Genre: Epistolary, War
Narrative Style: A series of letters between a number of characters.
Synopsis: It is just after the second world war and Juliet Ashton is looking for her next writing project. When she gets a letter from a man she has never met who has found her name in a second hand book, she has no idea of the journey – both personal and professional – she will be taken on when she starts to correspond with him.
Time on shelf: A couple of years. I certainly had the book already when I watched the film during lockdown. I quite enjoyed the film. Having read the book, all I can say is well done to whoever managed to pull that film out of this book.

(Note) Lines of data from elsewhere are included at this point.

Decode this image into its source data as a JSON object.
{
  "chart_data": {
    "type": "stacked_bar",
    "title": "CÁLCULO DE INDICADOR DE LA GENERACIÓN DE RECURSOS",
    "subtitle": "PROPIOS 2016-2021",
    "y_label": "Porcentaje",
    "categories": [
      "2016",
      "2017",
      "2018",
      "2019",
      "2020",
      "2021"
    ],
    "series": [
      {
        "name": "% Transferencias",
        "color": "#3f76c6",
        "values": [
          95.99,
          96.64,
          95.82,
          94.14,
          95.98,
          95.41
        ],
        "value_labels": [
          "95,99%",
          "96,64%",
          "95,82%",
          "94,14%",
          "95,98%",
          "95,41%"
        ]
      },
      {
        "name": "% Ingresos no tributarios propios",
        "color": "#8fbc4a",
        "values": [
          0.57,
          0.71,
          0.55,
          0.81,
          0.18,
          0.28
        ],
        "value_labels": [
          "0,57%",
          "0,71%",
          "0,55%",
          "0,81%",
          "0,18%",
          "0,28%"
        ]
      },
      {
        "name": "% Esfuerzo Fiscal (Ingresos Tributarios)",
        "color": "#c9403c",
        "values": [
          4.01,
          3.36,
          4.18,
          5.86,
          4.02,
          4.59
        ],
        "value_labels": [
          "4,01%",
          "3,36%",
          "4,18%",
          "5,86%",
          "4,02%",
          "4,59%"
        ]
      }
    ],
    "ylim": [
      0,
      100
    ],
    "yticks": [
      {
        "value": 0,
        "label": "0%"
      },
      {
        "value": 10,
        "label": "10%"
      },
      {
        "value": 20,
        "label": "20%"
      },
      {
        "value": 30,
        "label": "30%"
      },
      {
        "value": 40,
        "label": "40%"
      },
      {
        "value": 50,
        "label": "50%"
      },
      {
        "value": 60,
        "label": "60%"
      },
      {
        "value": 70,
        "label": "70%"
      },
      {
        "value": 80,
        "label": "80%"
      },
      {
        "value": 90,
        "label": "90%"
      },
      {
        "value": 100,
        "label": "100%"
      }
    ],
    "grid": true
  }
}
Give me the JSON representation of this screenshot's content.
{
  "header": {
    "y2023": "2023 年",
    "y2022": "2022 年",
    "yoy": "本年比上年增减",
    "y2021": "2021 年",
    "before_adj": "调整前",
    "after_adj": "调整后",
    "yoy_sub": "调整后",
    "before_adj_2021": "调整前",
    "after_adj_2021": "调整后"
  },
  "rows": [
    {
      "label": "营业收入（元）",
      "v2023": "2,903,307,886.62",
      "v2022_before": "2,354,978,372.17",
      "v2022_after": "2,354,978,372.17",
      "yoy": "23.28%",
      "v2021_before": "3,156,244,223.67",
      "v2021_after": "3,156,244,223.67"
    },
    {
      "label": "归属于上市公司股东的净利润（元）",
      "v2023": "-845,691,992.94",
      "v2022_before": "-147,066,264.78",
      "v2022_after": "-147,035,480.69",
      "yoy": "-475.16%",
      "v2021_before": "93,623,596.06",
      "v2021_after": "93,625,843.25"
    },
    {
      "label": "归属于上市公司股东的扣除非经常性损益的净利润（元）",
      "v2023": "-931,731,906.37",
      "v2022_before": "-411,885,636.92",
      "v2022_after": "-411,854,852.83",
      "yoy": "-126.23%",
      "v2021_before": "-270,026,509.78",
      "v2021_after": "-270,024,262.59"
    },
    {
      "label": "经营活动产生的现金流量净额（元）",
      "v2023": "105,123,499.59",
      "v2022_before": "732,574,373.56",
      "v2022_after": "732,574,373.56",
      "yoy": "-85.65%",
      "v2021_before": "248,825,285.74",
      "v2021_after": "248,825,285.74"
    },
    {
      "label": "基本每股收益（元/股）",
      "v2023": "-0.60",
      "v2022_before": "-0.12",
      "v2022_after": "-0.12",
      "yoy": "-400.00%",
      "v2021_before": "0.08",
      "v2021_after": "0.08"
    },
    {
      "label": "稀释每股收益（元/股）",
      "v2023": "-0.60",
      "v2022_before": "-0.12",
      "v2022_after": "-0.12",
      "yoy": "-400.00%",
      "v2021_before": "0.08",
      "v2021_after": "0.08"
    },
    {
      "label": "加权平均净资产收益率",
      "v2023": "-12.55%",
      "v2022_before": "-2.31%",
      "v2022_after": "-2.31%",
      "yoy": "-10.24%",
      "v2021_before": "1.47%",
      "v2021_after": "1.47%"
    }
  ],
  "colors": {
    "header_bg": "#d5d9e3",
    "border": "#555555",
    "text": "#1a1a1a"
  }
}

As ever, I find myself out of step with public opinion on this one. People seem to love this book but I had a real struggle to finish it. It’s a shame because there was some definite historical interest there and some of the stories told by the various people who Juliet corresponds with give a good impression of what life was like for the people of Guernsey under the Nazis.
This is not enough to save it. I quite like an epistolary novel but there a couple of problems with this one that could have been avoided if the author had chosen to tell the story in a different way. The first is that there are a lot of different correspondents here. After her initial contact with Dawsey Adams, she asks that others write to her about the Guernsey Literary and Potato Peel Society and there are then multiple strands of conversation going on. This brings about the second problem. For all their differences in class, gender, education and occupation, all of the voices sound the same. And despite the fact that they barely know Juliet, they are all more than happy telling her all the intimate details of their wartime lives.

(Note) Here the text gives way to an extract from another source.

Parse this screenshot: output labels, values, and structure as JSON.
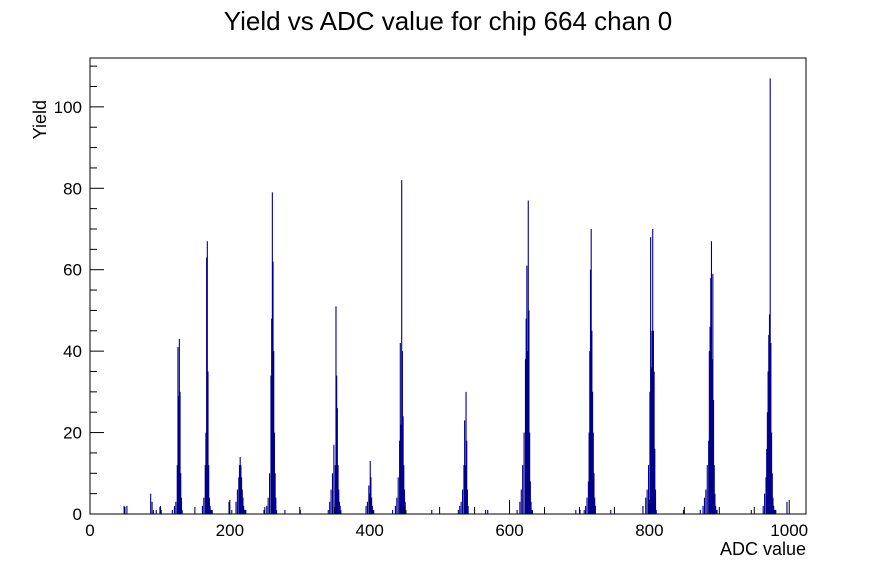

There is only one correspondent that does not like Juliet – Adelaide Addison – and she is a ridiculously over the top villain who polices the morals of the islanders. It was hard to take her seriously as she was more stereotype than fully realised character. She is not the only one. Markham V. Reynolds, Juliet’s suitor, is also underdeveloped. He is a brash, rich, won’t take no for an answer American. Juliet has to turn down two proposals before he gets the message.
I would have liked to have more detail about some of the events but due to the sheer number of correspondents, things were often glossed over. By the end, the tales of war had been usurped by a ridiculous subplot about some letters that Isola Pribby has stored in a biscuit tin which it turns out were written by Oscar Wilde which are then almost stolen by a rival publisher.
I was pleased to get to the end of this. I found the format annoying and Juliet incredibly irritating. It’s not often I say this but in this case, the film was infinitely better.